翌日、市内各所に設置されていた当該看板は、確認できる限り一斉に撤去された。
残った1か所については、看板の足を物理的に切断し、高さのみを150センチ以内に収めるという対応が取られていた。
一見すると是正である。 しかし、記事では指摘していなかったが、地面固定用に後付けされた補助脚が、横幅の規定40センチ以内を6センチ超過(実測46センチ)している違法状態は放置されたままだった。
これは改善とは言えない。
法令違反を指摘されたのであれば、本来、議員という立場にある者は関係条文を精査し、規定を完全に満たすにはどのように改善すべきかを法的に検討する責任がある。
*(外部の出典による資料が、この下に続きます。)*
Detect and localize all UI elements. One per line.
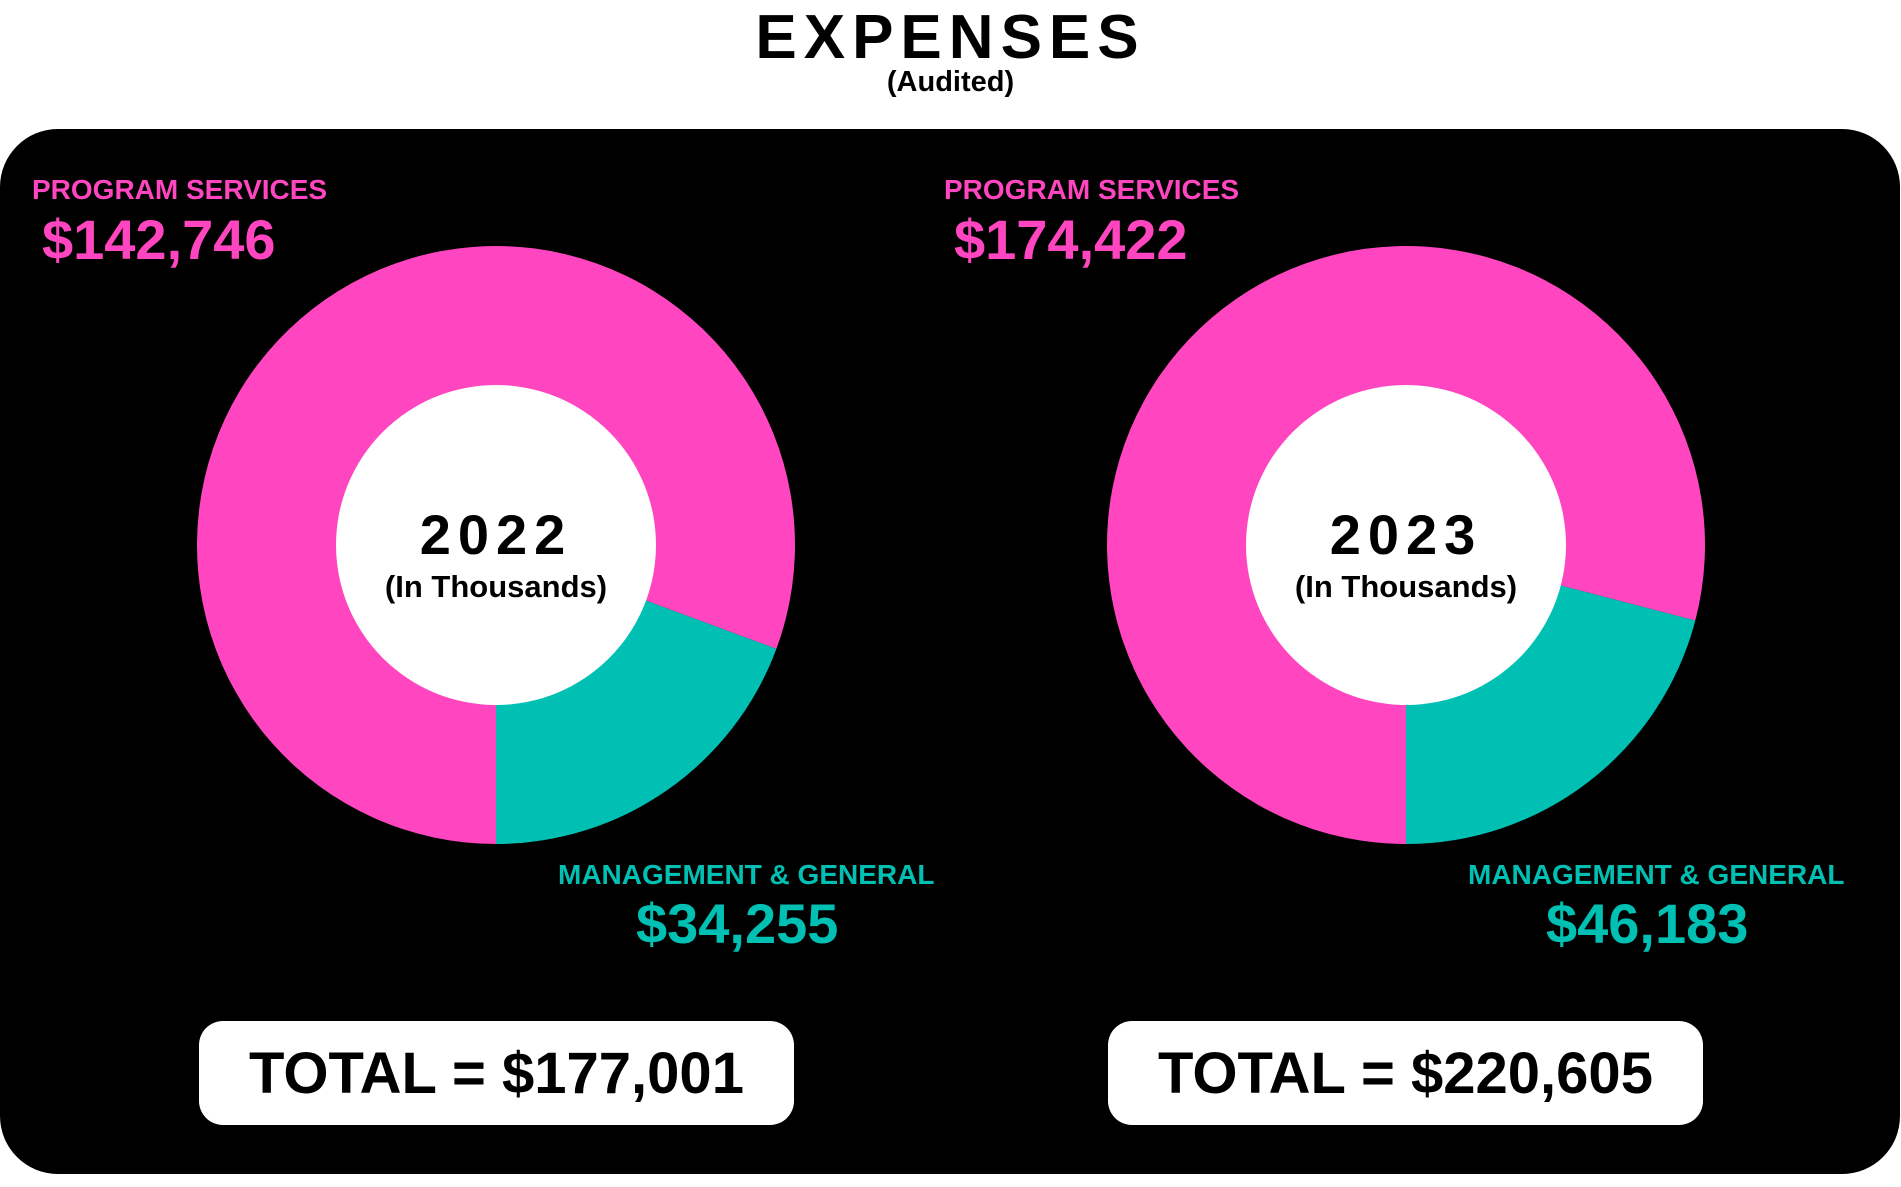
management-general-value: $34,255 [636, 892, 839, 955]
donut-chart-2022: PROGRAM SERVICES $142,746 MANAGEMENT & G… [0, 129, 950, 1174]
donut-chart-2023: PROGRAM SERVICES $174,422 MANAGEMENT & G… [908, 129, 1858, 1174]
management-general-value: $46,183 [1546, 892, 1749, 955]
program-services-label: PROGRAM SERVICES [32, 174, 328, 205]
program-services-label: PROGRAM SERVICES [944, 174, 1240, 205]
donut-svg-2023 [1107, 245, 1705, 844]
year-label: 2023 [1329, 503, 1483, 566]
total-box: TOTAL = $177,001 [199, 1021, 794, 1125]
total-label: TOTAL = $177,001 [249, 1040, 744, 1106]
donut-center [336, 385, 656, 705]
total-box: TOTAL = $220,605 [1108, 1021, 1703, 1125]
chart-panel: PROGRAM SERVICES $142,746 MANAGEMENT & G… [0, 129, 1900, 1174]
management-general-label: MANAGEMENT & GENERAL [1468, 859, 1845, 890]
total-label: TOTAL = $220,605 [1158, 1040, 1653, 1106]
program-services-value: $142,746 [42, 208, 276, 271]
donut-svg-2022 [197, 245, 796, 844]
page-subtitle: (Audited) [886, 66, 1015, 98]
year-label: 2022 [419, 503, 573, 566]
units-label: (In Thousands) [384, 569, 608, 604]
management-general-label: MANAGEMENT & GENERAL [558, 859, 935, 890]
page-title: EXPENSES [755, 3, 1146, 72]
donut-center [1246, 385, 1566, 705]
program-services-value: $174,422 [954, 208, 1188, 271]
units-label: (In Thousands) [1294, 569, 1518, 604]
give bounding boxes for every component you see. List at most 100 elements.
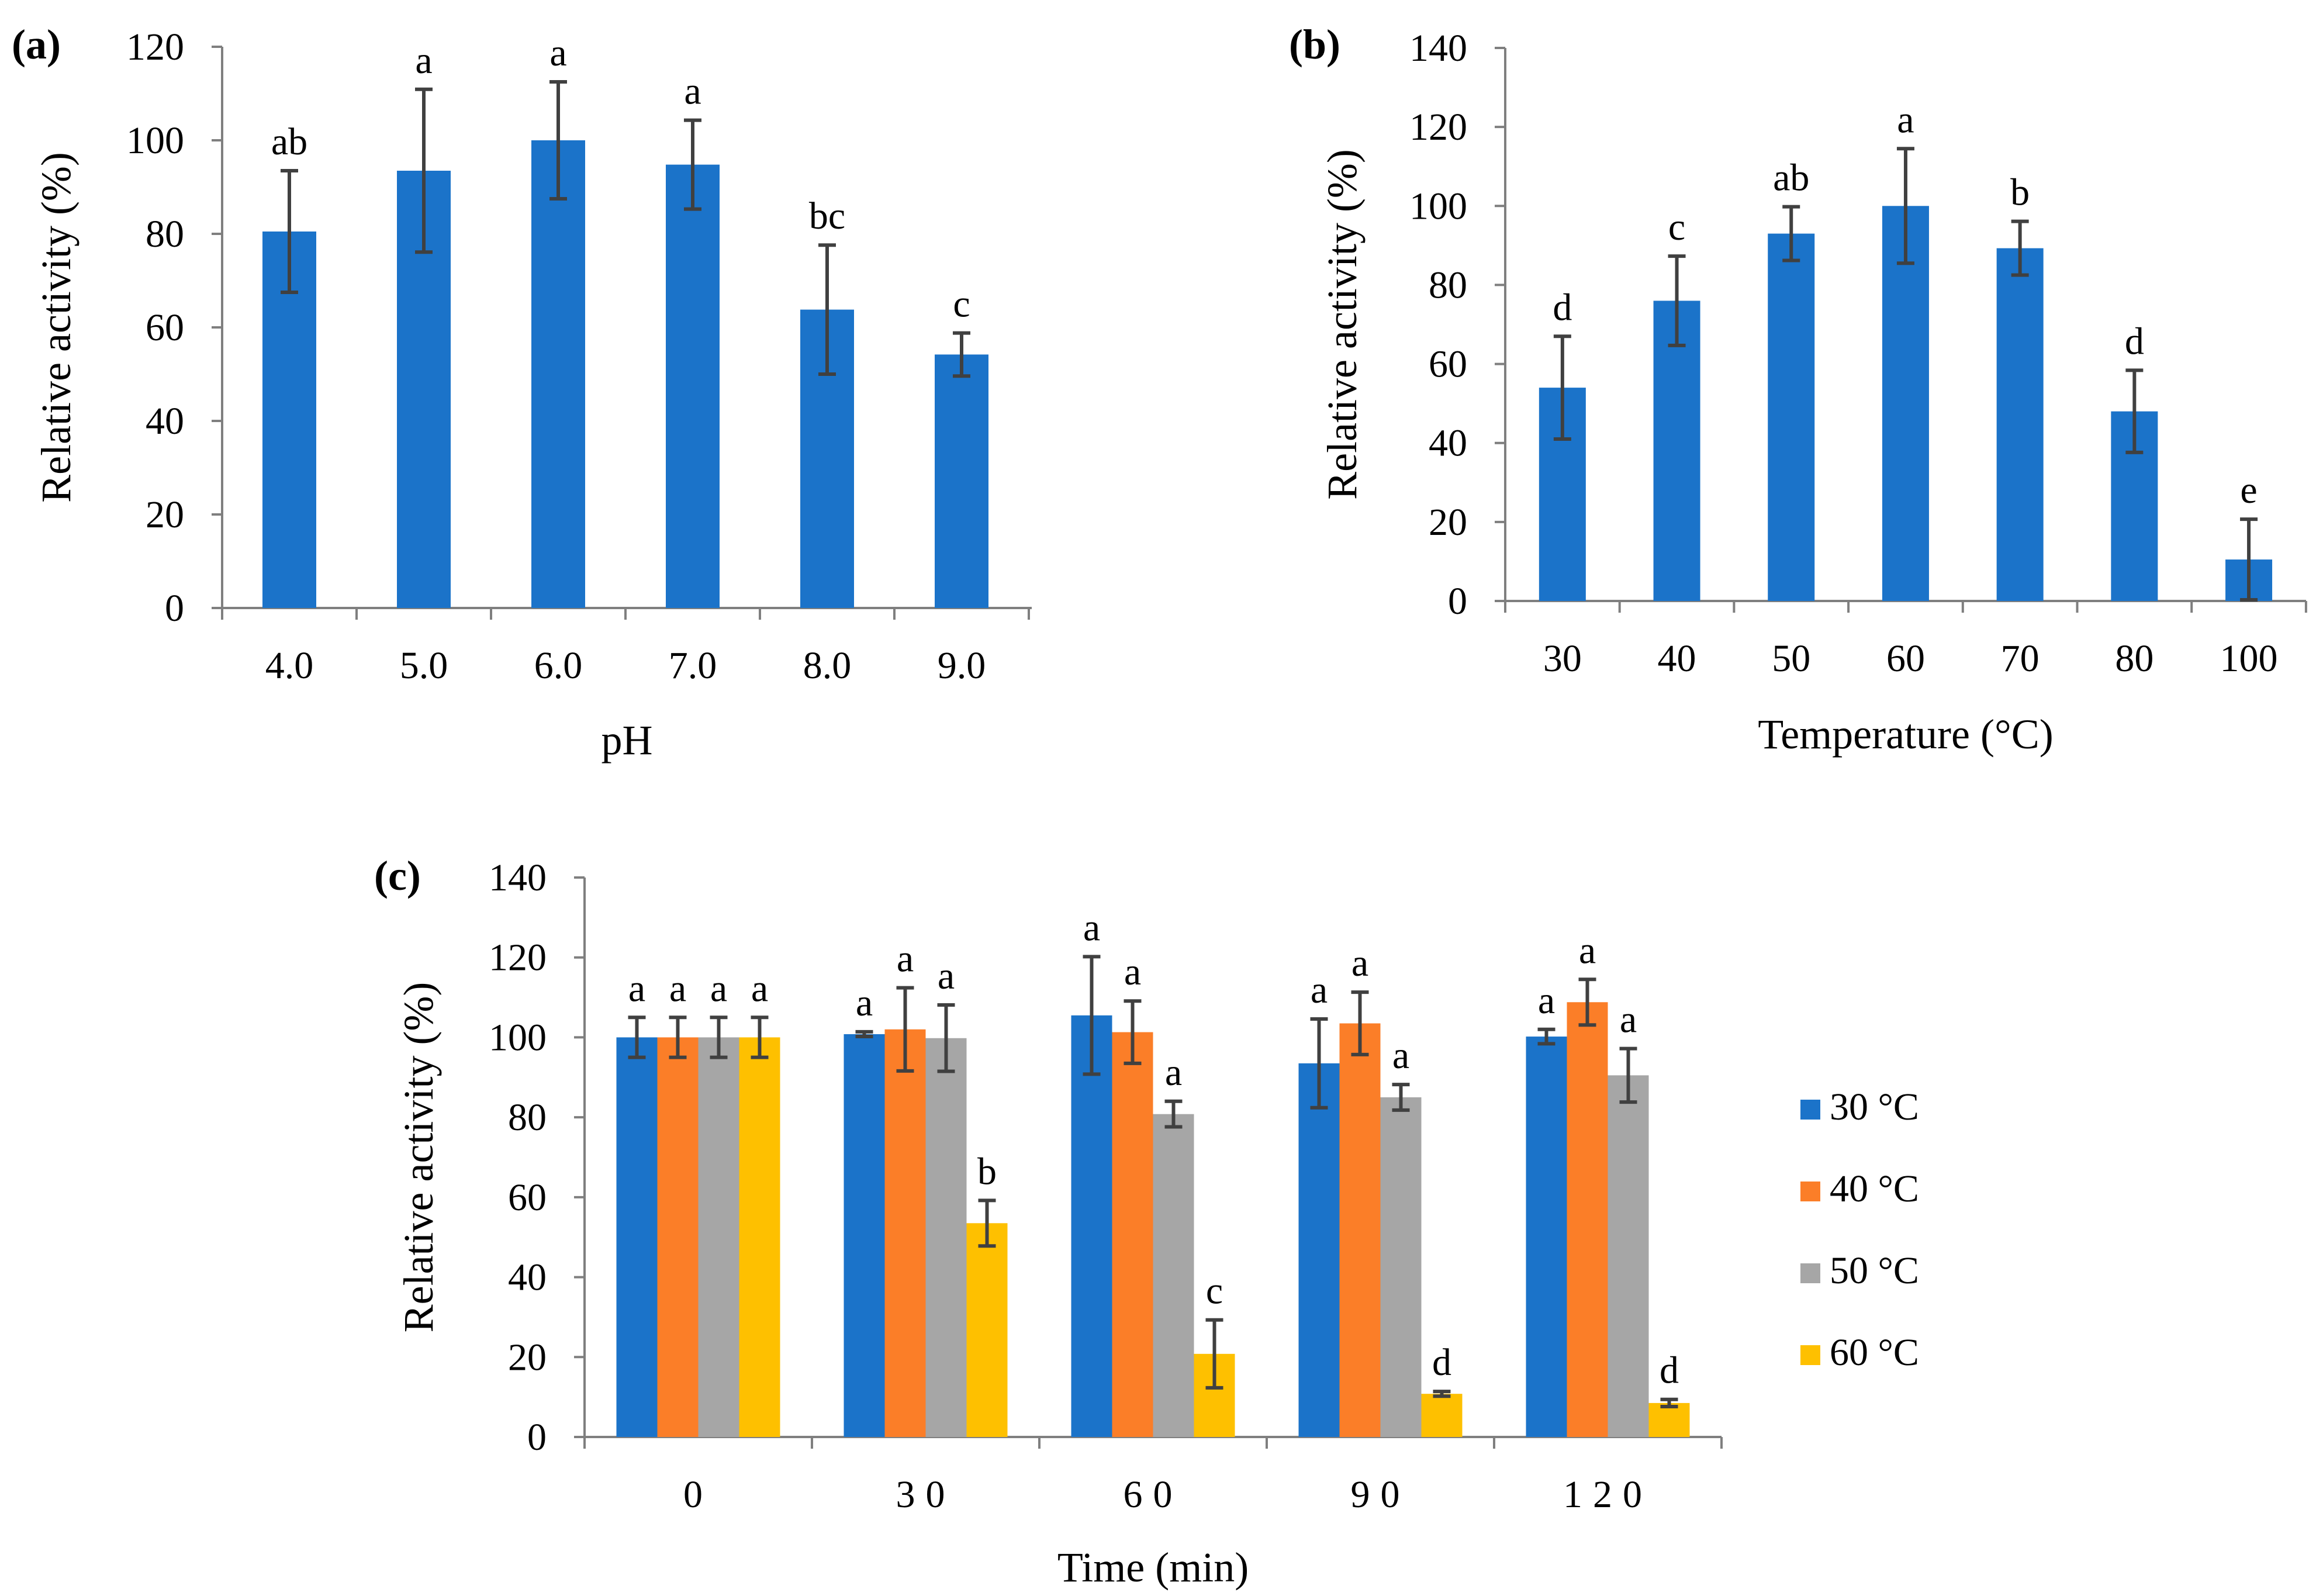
significance-letter: e xyxy=(2240,469,2257,512)
significance-letter: c xyxy=(1206,1270,1223,1312)
y-tick-label: 80 xyxy=(508,1096,547,1139)
significance-letter: a xyxy=(549,32,566,74)
x-tick-label: 80 xyxy=(2115,637,2153,680)
bar xyxy=(1298,1063,1340,1437)
bar xyxy=(1882,206,1929,601)
significance-letter: a xyxy=(751,967,768,1010)
bar xyxy=(844,1034,885,1437)
significance-letter: b xyxy=(977,1150,997,1193)
significance-letter: ab xyxy=(1773,157,1809,199)
significance-letter: a xyxy=(684,70,701,113)
bar xyxy=(1608,1075,1649,1437)
x-tick-label: 4.0 xyxy=(265,644,314,687)
bar xyxy=(1153,1114,1194,1437)
significance-letter: a xyxy=(669,967,686,1010)
x-tick-label: 90 xyxy=(1351,1473,1411,1516)
bar xyxy=(666,164,720,609)
legend-label: 50 °C xyxy=(1830,1249,1919,1292)
y-tick-label: 60 xyxy=(1429,343,1467,386)
significance-letter: a xyxy=(415,39,432,82)
y-tick-label: 60 xyxy=(508,1176,547,1219)
y-tick-label: 140 xyxy=(489,856,547,899)
y-tick-label: 100 xyxy=(126,119,184,162)
bar xyxy=(1112,1032,1153,1437)
significance-letter: a xyxy=(628,967,645,1010)
panel-label: (a) xyxy=(12,21,61,68)
significance-letter: b xyxy=(2010,171,2030,214)
significance-letter: a xyxy=(1897,98,1914,141)
y-axis-title: Relative activity (%) xyxy=(33,152,79,503)
bar xyxy=(1648,1402,1690,1437)
legend-label: 30 °C xyxy=(1830,1086,1919,1128)
x-tick-label: 120 xyxy=(1563,1473,1653,1516)
y-tick-label: 80 xyxy=(146,213,184,255)
legend-swatch xyxy=(1800,1263,1820,1283)
bar xyxy=(531,140,585,608)
y-tick-label: 0 xyxy=(1448,580,1467,623)
bar xyxy=(1996,248,2044,601)
significance-letter: a xyxy=(1620,999,1637,1041)
significance-letter: a xyxy=(1579,929,1596,972)
x-tick-label: 9.0 xyxy=(938,644,986,687)
y-tick-label: 0 xyxy=(527,1416,547,1459)
x-tick-label: 60 xyxy=(1886,637,1925,680)
y-tick-label: 20 xyxy=(508,1336,547,1379)
significance-letter: a xyxy=(1392,1034,1409,1077)
legend: 30 °C 40 °C 50 °C 60 °C xyxy=(1800,1086,1919,1374)
bar xyxy=(1071,1015,1112,1437)
bar xyxy=(1653,300,1700,601)
x-axis-title: Temperature (°C) xyxy=(1758,711,2054,758)
bar xyxy=(1526,1037,1567,1437)
y-tick-label: 20 xyxy=(146,493,184,536)
bar xyxy=(616,1037,658,1437)
bar xyxy=(1567,1002,1608,1437)
bar xyxy=(966,1223,1008,1437)
y-tick-label: 120 xyxy=(1409,106,1467,148)
bar xyxy=(698,1037,739,1437)
y-tick-label: 120 xyxy=(126,26,184,68)
significance-letter: a xyxy=(1083,906,1100,949)
significance-letter: a xyxy=(897,938,914,980)
y-tick-label: 100 xyxy=(489,1016,547,1059)
y-tick-label: 120 xyxy=(489,937,547,979)
bar xyxy=(262,232,316,608)
y-tick-label: 140 xyxy=(1409,27,1467,70)
x-tick-label: 70 xyxy=(2001,637,2040,680)
x-tick-label: 30 xyxy=(896,1473,956,1516)
legend-swatch xyxy=(1800,1100,1820,1120)
significance-letter: a xyxy=(1311,969,1328,1011)
chart-panel-1: (a) 0 20 40 60 80 100 120 4.0 5.0 6.0 7.0 8.0 9.0 ab a a… xyxy=(12,21,1032,764)
significance-letter: a xyxy=(938,955,955,997)
bar xyxy=(657,1037,699,1437)
significance-letter: a xyxy=(1351,942,1368,984)
x-tick-label: 60 xyxy=(1124,1473,1183,1516)
bar xyxy=(884,1029,926,1437)
x-tick-label: 6.0 xyxy=(534,644,583,687)
bar xyxy=(1768,233,1815,602)
x-tick-label: 5.0 xyxy=(400,644,448,687)
y-axis-title: Relative activity (%) xyxy=(1319,149,1366,500)
significance-letter: a xyxy=(710,967,727,1010)
bar xyxy=(739,1037,780,1437)
panel-label: (c) xyxy=(374,852,421,899)
x-tick-label: 50 xyxy=(1772,637,1810,680)
significance-letter: c xyxy=(953,283,970,326)
y-tick-label: 40 xyxy=(1429,422,1467,465)
significance-letter: d xyxy=(2125,320,2144,362)
significance-letter: a xyxy=(1538,979,1555,1022)
x-tick-label: 0 xyxy=(683,1473,713,1516)
y-tick-label: 0 xyxy=(165,587,184,630)
y-tick-label: 60 xyxy=(146,306,184,349)
y-tick-label: 40 xyxy=(146,400,184,443)
bar xyxy=(1380,1097,1422,1437)
x-tick-label: 100 xyxy=(2220,637,2278,680)
significance-letter: ab xyxy=(271,120,307,163)
y-tick-label: 20 xyxy=(1429,501,1467,544)
x-tick-label: 40 xyxy=(1658,637,1696,680)
significance-letter: a xyxy=(1165,1051,1182,1094)
bar xyxy=(1421,1394,1463,1437)
legend-swatch xyxy=(1800,1182,1820,1201)
legend-label: 60 °C xyxy=(1830,1331,1919,1374)
legend-swatch xyxy=(1800,1345,1820,1365)
significance-letter: d xyxy=(1660,1349,1679,1392)
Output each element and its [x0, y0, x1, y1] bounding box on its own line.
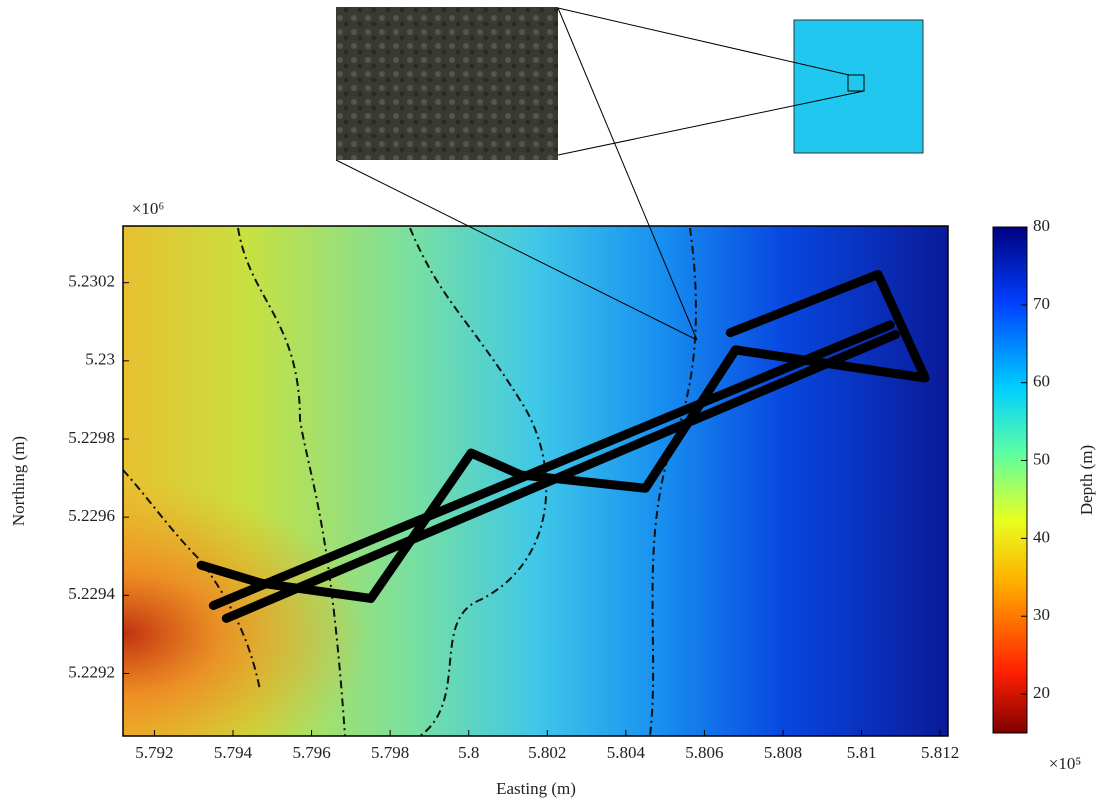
colorbar — [993, 227, 1027, 733]
colorbar-tick-label: 60 — [1033, 372, 1050, 391]
x-tick-label: 5.796 — [292, 743, 330, 762]
chart: Easting (m) Northing (m) ×10⁵ ×10⁶ Depth… — [0, 0, 1101, 803]
y-tick-label: 5.2292 — [68, 662, 115, 681]
x-offset-label: ×10⁵ — [1049, 754, 1082, 773]
y-tick-label: 5.23 — [85, 350, 115, 369]
y-offset-label: ×10⁶ — [132, 199, 165, 218]
x-tick-label: 5.802 — [528, 743, 566, 762]
y-axis-label: Northing (m) — [9, 436, 28, 526]
colorbar-tick-label: 50 — [1033, 449, 1050, 468]
x-axis-label: Easting (m) — [496, 779, 576, 798]
y-tick-label: 5.2302 — [68, 272, 115, 291]
x-tick-label: 5.798 — [371, 743, 409, 762]
y-tick-label: 5.2296 — [68, 506, 115, 525]
colorbar-tick-label: 30 — [1033, 605, 1050, 624]
colorbar-tick-label: 20 — [1033, 683, 1050, 702]
x-tick-label: 5.81 — [847, 743, 877, 762]
inset-photo — [336, 7, 558, 160]
colorbar-tick-label: 70 — [1033, 294, 1050, 313]
colorbar-label: Depth (m) — [1077, 445, 1096, 515]
x-tick-label: 5.792 — [135, 743, 173, 762]
y-tick-label: 5.2298 — [68, 428, 115, 447]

高さだけでなく、横幅の上限40センチという規定も当然確認すべきだった。
しかし今回の対応から透けて見えるのは、「高さを直せば文句はないだろう」という姿勢である。指摘された部分だけを直し、全体の適法性を確認しない──これは30センチや6センチという単なる数値の問題ではない。
問われているのは、法令を正確に読み解き、組織に徹底させる立場にある議員としての資質、すなわち統治者としての基本的な法令理解力とコンプライアンス意識そのものだ。
「このくらいなら大丈夫」という思考様式
一度違反を指摘され、社会の目が向けられている状況下で、なお法令条文を精査せず、「高ささえ直せば足元は問題ないだろう」と判断したであろうその思考の甘さは、山武市の行政運営の全てを司る市長には決して許されるものではない。
小野崎氏は過去、本紙の取材に対し、若い頃について「ヤンチャな時代だった」「多少の改造バイクに乗っていた」と語っている。
多少ならいい。 このくらいなら問題ない。
今回の「足切り補修」は、その感覚の延長線上にあるように見える。
ルールを厳格に守る発想ではなく、 ギリギリをすり抜けようとする姿勢。バレなければいいだろうという意識。
コンプライアンスとは、見つからなければよいという発想ではない。 条文を読み込み、疑義があれば確認し、最も厳しい基準で整える姿勢のことだ。
その基本動作ができない人物に、行政組織全体の統治を委ねることは、山武市民全体の大きなリスクである。
次期市長に「最も適さない理由」
小松浜残土問題、修繕費未払い問題、そして今回の看板違反。 これらは性質の異なる出来事のように見えて、実は一本の線でつながっている。
いずれも共通しているのは、
・ルールが現場で軽視され
・チェック機能が働かず
・発覚してから場当たり的に取り繕う
という、地方公共団体としてのガバナンスの深刻な劣化である。
係長による無断発注も、産廃残土の想定外堆積も、看板サイズの「足切り是正」も、本質は同じだ。問題が起きるまで止められず、起きてから慌てて帳尻を合わせる──山武市の行政と、古い体質の政治家に染みついた悪癖である。
そして今回、小野崎県議自身が、その縮図を自ら体現してしまった。
法令違反を指摘されながら条文を精査せず、指摘された箇所だけを直して済ませる。その姿勢は、統治者に求められる最低限の自己点検すら放棄しているように見える。
次期山武市長に求められるのは、場当たり的な対処ではなく、問題の芽を事前に摘み取る統治力であり、誰よりもルールを厳格に守ろうという強い意志だ。
自身の看板ひとつを適法に整えられない人物に、市政全体のガバナンスとコンプライアンスを託すことができるのだろうか?
次期市長候補に名乗りを上げた小野崎県議は、今回の一連の対応によって、自らその不適格性を証明してしまったと言わざるを得ない。